11) Typical recovery after surgery

  • Hospital phase: early walking, pain control, and basic mobility training; bending, lifting, and twisting are limited initially.

  • First months: physical therapy to rebuild strength, posture, and endurance; many experience improved leg symptoms within weeks, with continued gains over several months.

  • If fusion was done, bone healing and full activity resumption may take 6–12 months, with a longer recovery course than decompression alone.


12) How long in the hospital

  • Simple laminectomy is often 1–3 days in hospital if recovery is uncomplicated.

  • Decompression with multi‑level fusion or patients with significant medical issues may require longer stays.


13) Long‑term outlook

  • Lumbar stenosis is chronic and degenerative, but many patients achieve lasting relief of leg pain and improved walking after decompression.

  • Some continue to have or develop back pain and may need ongoing conservative care or further surgery, particularly if there is progressive degeneration.
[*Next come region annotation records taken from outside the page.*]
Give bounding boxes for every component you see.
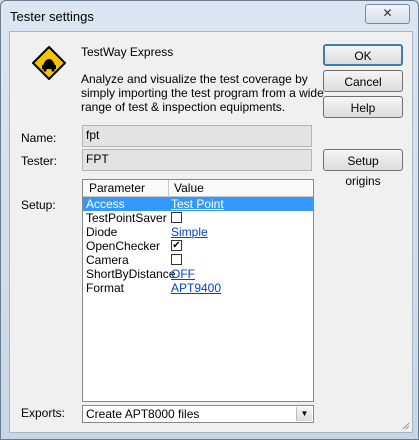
- table-row[interactable]: Access Test Point: [83, 197, 313, 211]
- name-field: fpt: [82, 125, 312, 147]
- table-row[interactable]: Diode Simple: [83, 225, 313, 239]
- table-row[interactable]: TestPointSaver: [83, 211, 313, 225]
- parameter-name: TestPointSaver: [86, 211, 167, 225]
- parameter-name: ShortByDistance: [86, 267, 176, 281]
- product-description: Analyze and visualize the test coverage …: [81, 72, 324, 114]
- window-title: Tester settings: [10, 9, 94, 24]
- parameter-checkbox[interactable]: [171, 254, 182, 265]
- parameter-name: OpenChecker: [86, 239, 161, 253]
- tester-field: FPT: [82, 149, 312, 171]
- parameter-name: Camera: [86, 253, 129, 267]
- table-row[interactable]: Camera: [83, 253, 313, 267]
- resize-grip-icon[interactable]: [400, 420, 410, 430]
- parameter-value-link[interactable]: APT9400: [171, 281, 221, 295]
- exports-label: Exports:: [21, 406, 66, 420]
- parameter-value-link[interactable]: OFF: [171, 267, 195, 281]
- parameter-checkbox[interactable]: ✔: [171, 240, 182, 251]
- setup-list-header: Parameter Value: [83, 180, 313, 197]
- dialog-window: Tester settings ✕ TestWay Express Analyz…: [0, 0, 419, 440]
- parameter-name: Diode: [86, 225, 118, 239]
- cancel-button[interactable]: Cancel: [323, 70, 403, 92]
- title-bar[interactable]: Tester settings ✕: [1, 1, 418, 31]
- table-row[interactable]: OpenChecker ✔: [83, 239, 313, 253]
- setup-list[interactable]: Parameter Value Access Test Point TestPoin…: [82, 179, 314, 402]
- exports-selected-value: Create APT8000 files: [86, 407, 200, 421]
- ok-button[interactable]: OK: [323, 44, 403, 66]
- exports-select[interactable]: Create APT8000 files ▼: [82, 405, 314, 423]
- product-name: TestWay Express: [81, 45, 174, 59]
- chevron-down-icon[interactable]: ▼: [296, 407, 312, 421]
- parameter-value-link[interactable]: Test Point: [171, 197, 224, 211]
- parameter-checkbox[interactable]: [171, 212, 182, 223]
- road-sign-car-icon: [32, 46, 66, 80]
- parameter-name: Access: [86, 197, 125, 211]
- dialog-body: TestWay Express Analyze and visualize th…: [9, 31, 413, 433]
- column-header-parameter[interactable]: Parameter: [89, 181, 145, 195]
- close-button[interactable]: ✕: [365, 4, 410, 24]
- table-row[interactable]: ShortByDistance OFF: [83, 267, 313, 281]
- parameter-value-link[interactable]: Simple: [171, 225, 208, 239]
- close-icon: ✕: [382, 6, 393, 20]
- column-header-value[interactable]: Value: [174, 181, 204, 195]
- name-label: Name:: [21, 131, 57, 145]
- tester-label: Tester:: [21, 154, 58, 168]
- column-separator[interactable]: [168, 180, 169, 196]
- help-button[interactable]: Help: [323, 96, 403, 118]
- setup-origins-button[interactable]: Setup origins: [323, 149, 403, 188]
- setup-label: Setup:: [21, 198, 56, 212]
- parameter-name: Format: [86, 281, 125, 295]
- table-row[interactable]: Format APT9400: [83, 281, 313, 295]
14) Need for outpatient follow‑up

  • Non‑surgical: periodic review to adjust exercise, medications, and injections, and to reassess if walking tolerance or neurologic signs worsen.

  • Post‑surgery: scheduled visits to monitor wound and neurologic recovery, plus imaging (especially if fusion was done) to track alignment, hardware, and bone healing.

  • Long‑term: ongoing emphasis on weight control, core strengthening, posture, and bone and cardiovascular health, with early reassessment for new or recurrent leg symptoms or bladder/bowel changes.